И все же жизнь герцогини всегда протекала несколько странно, перемежаясь некими комическими периодами. Возможно, они являлись отголосками «буйств» Диллона, только эти излишества приобретали больший размах. Тому примером являлась нынешняя ее шалость, каприз, принявший такие масштабы, что вызвал бы удивление даже в Скамнуме. Нечто подобное она могла бы устроить в Хэмпстеде, и ее отец хоть и посмеялся бы, но охотно бы в этом поучаствовал. Однако Лионеля Диллона уже десять лет как не было на свете, и из его окружения остались лишь лорд Олдирн и Макс Коуп, полубезумный старик с белоснежной бородой и галантными манерами, приехавший внести свою лепту, написав, возможно, свою последнюю картину для Академии художеств: «Трагедия «Гамлет», поставленная в Скамнум-Корте».
До «премьеры» оставалось всего трое суток. В течение всего дня поочередно прибывали гости, и герцогиня все еще представляла их друг другу в остававшиеся до ужина несколько минут.

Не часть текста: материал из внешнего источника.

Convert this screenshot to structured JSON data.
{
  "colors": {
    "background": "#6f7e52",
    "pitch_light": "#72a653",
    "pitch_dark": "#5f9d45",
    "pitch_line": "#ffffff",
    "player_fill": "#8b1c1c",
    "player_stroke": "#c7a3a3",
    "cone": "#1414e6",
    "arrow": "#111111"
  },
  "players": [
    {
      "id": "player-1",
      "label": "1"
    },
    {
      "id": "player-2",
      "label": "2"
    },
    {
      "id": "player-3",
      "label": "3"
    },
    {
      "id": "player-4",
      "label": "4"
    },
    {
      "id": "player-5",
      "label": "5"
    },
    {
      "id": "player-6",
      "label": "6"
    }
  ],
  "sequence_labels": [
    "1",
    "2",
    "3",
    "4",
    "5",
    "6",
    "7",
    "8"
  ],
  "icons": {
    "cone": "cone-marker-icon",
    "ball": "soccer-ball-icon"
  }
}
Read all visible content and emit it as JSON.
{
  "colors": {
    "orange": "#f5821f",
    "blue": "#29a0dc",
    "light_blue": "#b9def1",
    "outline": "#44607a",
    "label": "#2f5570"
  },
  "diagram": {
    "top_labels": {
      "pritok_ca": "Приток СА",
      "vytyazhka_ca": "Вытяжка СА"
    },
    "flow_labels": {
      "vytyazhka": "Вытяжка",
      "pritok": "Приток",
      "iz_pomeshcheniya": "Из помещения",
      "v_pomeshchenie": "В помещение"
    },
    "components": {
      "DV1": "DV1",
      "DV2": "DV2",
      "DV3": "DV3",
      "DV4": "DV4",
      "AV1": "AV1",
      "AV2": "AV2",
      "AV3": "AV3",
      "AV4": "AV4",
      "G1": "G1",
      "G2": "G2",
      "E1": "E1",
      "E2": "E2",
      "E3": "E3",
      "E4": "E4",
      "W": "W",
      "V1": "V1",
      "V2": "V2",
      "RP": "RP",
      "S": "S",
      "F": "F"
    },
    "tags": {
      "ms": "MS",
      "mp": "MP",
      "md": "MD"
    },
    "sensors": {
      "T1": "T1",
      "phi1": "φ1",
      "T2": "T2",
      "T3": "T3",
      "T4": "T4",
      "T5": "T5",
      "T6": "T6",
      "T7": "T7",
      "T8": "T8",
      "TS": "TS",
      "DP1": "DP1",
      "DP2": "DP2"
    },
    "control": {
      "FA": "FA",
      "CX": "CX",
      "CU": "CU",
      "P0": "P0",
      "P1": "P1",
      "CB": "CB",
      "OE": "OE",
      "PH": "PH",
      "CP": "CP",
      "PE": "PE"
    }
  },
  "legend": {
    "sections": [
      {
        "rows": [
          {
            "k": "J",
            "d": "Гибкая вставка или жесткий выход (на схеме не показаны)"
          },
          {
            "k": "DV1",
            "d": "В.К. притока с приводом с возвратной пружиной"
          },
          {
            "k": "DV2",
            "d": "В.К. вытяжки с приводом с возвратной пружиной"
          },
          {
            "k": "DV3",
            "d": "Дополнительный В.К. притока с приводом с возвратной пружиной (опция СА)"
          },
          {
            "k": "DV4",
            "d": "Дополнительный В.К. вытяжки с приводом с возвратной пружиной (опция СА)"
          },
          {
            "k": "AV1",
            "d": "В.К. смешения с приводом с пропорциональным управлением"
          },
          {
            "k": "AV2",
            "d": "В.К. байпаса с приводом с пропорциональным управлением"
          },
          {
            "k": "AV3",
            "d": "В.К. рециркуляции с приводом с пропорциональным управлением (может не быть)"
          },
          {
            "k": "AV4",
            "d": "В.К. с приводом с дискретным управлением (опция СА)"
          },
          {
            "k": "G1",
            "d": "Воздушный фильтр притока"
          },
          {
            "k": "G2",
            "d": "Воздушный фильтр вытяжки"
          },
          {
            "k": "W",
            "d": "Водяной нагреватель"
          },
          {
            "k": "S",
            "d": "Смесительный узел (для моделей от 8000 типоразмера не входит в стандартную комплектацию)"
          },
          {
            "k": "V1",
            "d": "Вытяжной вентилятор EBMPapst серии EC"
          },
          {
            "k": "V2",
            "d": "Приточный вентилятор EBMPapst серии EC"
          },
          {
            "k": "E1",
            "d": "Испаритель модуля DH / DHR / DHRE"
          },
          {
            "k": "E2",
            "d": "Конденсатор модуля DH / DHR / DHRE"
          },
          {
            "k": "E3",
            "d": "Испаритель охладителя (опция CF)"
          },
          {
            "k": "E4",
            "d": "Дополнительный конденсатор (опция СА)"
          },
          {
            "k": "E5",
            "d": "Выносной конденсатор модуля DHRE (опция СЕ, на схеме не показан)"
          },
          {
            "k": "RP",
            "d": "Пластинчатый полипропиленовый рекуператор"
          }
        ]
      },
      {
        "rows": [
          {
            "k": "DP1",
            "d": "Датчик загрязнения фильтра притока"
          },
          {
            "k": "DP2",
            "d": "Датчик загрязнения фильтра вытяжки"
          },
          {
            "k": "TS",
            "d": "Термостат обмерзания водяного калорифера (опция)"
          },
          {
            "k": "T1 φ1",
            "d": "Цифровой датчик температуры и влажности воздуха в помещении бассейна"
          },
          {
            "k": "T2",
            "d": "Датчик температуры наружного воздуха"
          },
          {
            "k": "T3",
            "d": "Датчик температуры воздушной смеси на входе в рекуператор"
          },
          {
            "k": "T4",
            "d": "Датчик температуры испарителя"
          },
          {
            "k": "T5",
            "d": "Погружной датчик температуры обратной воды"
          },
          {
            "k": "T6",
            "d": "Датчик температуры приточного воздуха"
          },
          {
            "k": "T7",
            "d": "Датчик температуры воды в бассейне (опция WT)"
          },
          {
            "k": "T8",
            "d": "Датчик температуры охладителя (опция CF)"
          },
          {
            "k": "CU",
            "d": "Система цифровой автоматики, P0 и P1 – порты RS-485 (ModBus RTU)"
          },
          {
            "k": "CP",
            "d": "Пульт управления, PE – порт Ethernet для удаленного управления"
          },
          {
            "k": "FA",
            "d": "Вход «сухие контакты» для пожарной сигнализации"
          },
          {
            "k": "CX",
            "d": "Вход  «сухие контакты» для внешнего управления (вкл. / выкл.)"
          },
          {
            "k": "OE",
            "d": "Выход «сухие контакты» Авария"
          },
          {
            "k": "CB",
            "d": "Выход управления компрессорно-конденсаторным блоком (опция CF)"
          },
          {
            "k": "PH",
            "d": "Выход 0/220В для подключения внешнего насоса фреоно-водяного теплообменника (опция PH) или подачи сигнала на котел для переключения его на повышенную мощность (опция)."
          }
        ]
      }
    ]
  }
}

– Диана, это Чарлз Пайпер, ужасно интересный человек. Чарлз, Марсель Пруст вставил двоюродного брата мисс Сэндис в «Содом и Гоморру». Или же отказался?.. Диана вам все расскажет. Диана, расспросите для меня мистера Пайпера о его новой книге. Наш бедный доктор Банни!
Банни, после долгих и мучительных раздумий решивший, что его черный ящик будет на церемониальном ужине совершенно неуместен, столбом стоял у камина.
– Доктор Банни, позвольте вам представить Тимоти Такера, потрясающе красивого мужчину. Он, знаете ли, выпустил книгу Пайпера. Мистер Такер, это доктор Банни. Он также страстно увлекается фонологией.
Герцогиня повелительно кивнула в сторону издателя с довольно уродливым лицом, который тотчас же завязал разговор о предмете, совершенно ему неизвестном. Подобная словесная эквилибристика считалась нормой на приемах в Скамнуме.